Плутовской роман в основном работает хронотопом авантюрно-бытового романа — дорогой по родному миру. И постановка плута, как мы уже говорили, аналогична постановке Люция-осла[1]. Новым здесь является резкое усиление момента разоблачения дурной условности и всего существующего строя (особенно в «Гусмане из Альфараче» и в «Жиль Блазе»).

Для «Дон-Кихота» характерно пародийное пересечение хронотопа «чужого чудесного мира» рыцарских романов с «большой дорогой по родному миру» плутовского романа.

В истории освоения исторического времени роман Сервантеса имеет громадное значение, которое, конечно, не определяется лишь этим пересечением знакомых нам хронотопов, тем более что в этом пересечении в корне меняется их характер: оба они получают непрямое значение и вступают в совершенно новые отношения к реальному миру. Но останавливаться на анализе романа Сервантеса мы здесь не можем.

В истории реализма все формы романов, связанные с трансформацией образов плута, шута и дурака, имеют громадное значение, до сих пор еще совершенно не понятое в его сущности. Для более глубокого изучения этих форм необходим прежде всего генетический анализ смысла и функций мировых образов плута, шута и дурака от глубин доклассового фольклора и до эпохи Возрождения. Необходимо учесть громадную (в сущности, ни с чем не сравнимую) роль их в народном сознании, необходимо изучить дифференциацию этих образов — национальную и локальную (местных шутов было, вероятно, не меньше, чем местных святых) и особую роль их в национальном и местном самосознании народа. Далее, особую трудность представляет проблема их трансформации при переходе этих образов в литературу вообще (не драматическую), а в частности, в роман. Обычно недооценивается, что здесь по особым и специфическим путям восстанавливалась порванная связь литературы с народной площадью. Кроме того, здесь обретались формы для публикации всех неофициальных и запретных сфер человеческой жизни — в особенности половой и витальной сферы (совокупление, еда, вино), и происходила расшифровка соответствующих скрывающих их символов (бытовых, обрядовых и официально-религиозных). Наконец, особую трудность представляет проблема того прозаического иносказания, если угодно, той прозаической метафоры (хотя она совсем не похожа на поэтическую), которую они принесли в литературу и для которой нет даже адекватного термина («пародия», «шутка», «юмор», «ирония», «гротеск», «шарж» и т. п. — только узкословесные разновидности и оттенки ее). Ведь дело идет об иносказательном бытии всего человека вплоть до его мировоззрения, отнюдь не совпадающем с игрой роли актером (хотя и есть точка соприкосновения). Такие слова, как «шутовство», «кривляние», «юродство», «чудачество», получили специфическое и узкое бытовое значение. Поэтому великие представители этого прозаического иносказания создавали ему свои термины (от имен своих героев): «пантагрюэлизм», «шендеизм». Вместе с этим иносказанием в роман вошла особая сложность и многоплановость, появились промежуточные хронотопы, например театральный хронотоп. Наиболее яркий пример (один из многих) его открытого введения — «Ярмарка тщеславия» Теккерея. В скрытой форме промежуточный хронотоп кукольного театра лежит в основе «Тристрама Шенди». Стернианство — стиль деревянной куклы, управляемой и комментируемой автором. (Таков, например, и скрытый хронотоп гоголевского «Носа» — «Петрушка».)

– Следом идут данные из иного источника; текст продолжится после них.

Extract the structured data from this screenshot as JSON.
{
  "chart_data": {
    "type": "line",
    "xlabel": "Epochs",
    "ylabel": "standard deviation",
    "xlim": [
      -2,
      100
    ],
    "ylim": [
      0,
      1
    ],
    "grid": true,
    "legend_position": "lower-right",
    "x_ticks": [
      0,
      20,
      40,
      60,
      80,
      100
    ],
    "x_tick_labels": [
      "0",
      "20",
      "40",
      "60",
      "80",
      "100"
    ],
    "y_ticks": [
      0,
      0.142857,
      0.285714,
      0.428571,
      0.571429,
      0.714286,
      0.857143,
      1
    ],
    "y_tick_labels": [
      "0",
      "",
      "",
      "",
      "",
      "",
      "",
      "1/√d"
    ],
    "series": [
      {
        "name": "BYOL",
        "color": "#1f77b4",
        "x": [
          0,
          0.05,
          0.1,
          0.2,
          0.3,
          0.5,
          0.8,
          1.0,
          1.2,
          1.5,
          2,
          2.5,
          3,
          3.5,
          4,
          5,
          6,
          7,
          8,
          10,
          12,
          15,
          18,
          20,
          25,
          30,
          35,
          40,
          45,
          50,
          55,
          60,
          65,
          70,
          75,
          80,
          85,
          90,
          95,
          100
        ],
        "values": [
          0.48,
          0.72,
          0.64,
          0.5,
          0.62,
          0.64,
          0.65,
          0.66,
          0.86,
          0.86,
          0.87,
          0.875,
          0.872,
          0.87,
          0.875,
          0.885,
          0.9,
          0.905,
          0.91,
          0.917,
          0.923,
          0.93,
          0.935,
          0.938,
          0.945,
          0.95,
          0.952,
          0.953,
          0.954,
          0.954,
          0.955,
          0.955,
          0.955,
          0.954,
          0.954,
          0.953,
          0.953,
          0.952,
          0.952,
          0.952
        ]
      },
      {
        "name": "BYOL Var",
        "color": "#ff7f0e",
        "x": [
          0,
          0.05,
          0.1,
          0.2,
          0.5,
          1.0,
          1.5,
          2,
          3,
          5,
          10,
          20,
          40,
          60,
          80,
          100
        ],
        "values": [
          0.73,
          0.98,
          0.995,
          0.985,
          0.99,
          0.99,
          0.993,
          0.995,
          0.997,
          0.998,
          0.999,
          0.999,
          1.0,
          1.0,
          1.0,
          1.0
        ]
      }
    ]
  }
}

В эпоху Возрождения указанные формы романа разрушали ту потустороннюю вертикаль, которая разложила формы пространственно-временного мира и их качественное живое наполнение. Они подготовили восстановление пространственно-временной материальной целостности мира на новой, углубленной и осложненной ступени развития. Они подготовили освоение романом того мира, в котором в это же самое время открывалась Америка, морской путь в Индию, который раскрывался для нового естествознания и математики. Подготовлялось и совершенно новое видение и изображение времени в романе.

На анализе романа Рабле «Гаргантюа и Пантагрюэль» мы надеемся конкретизировать все основные положения настоящего раздела.


[1] Имеется, конечно, и громадная общность мотивов.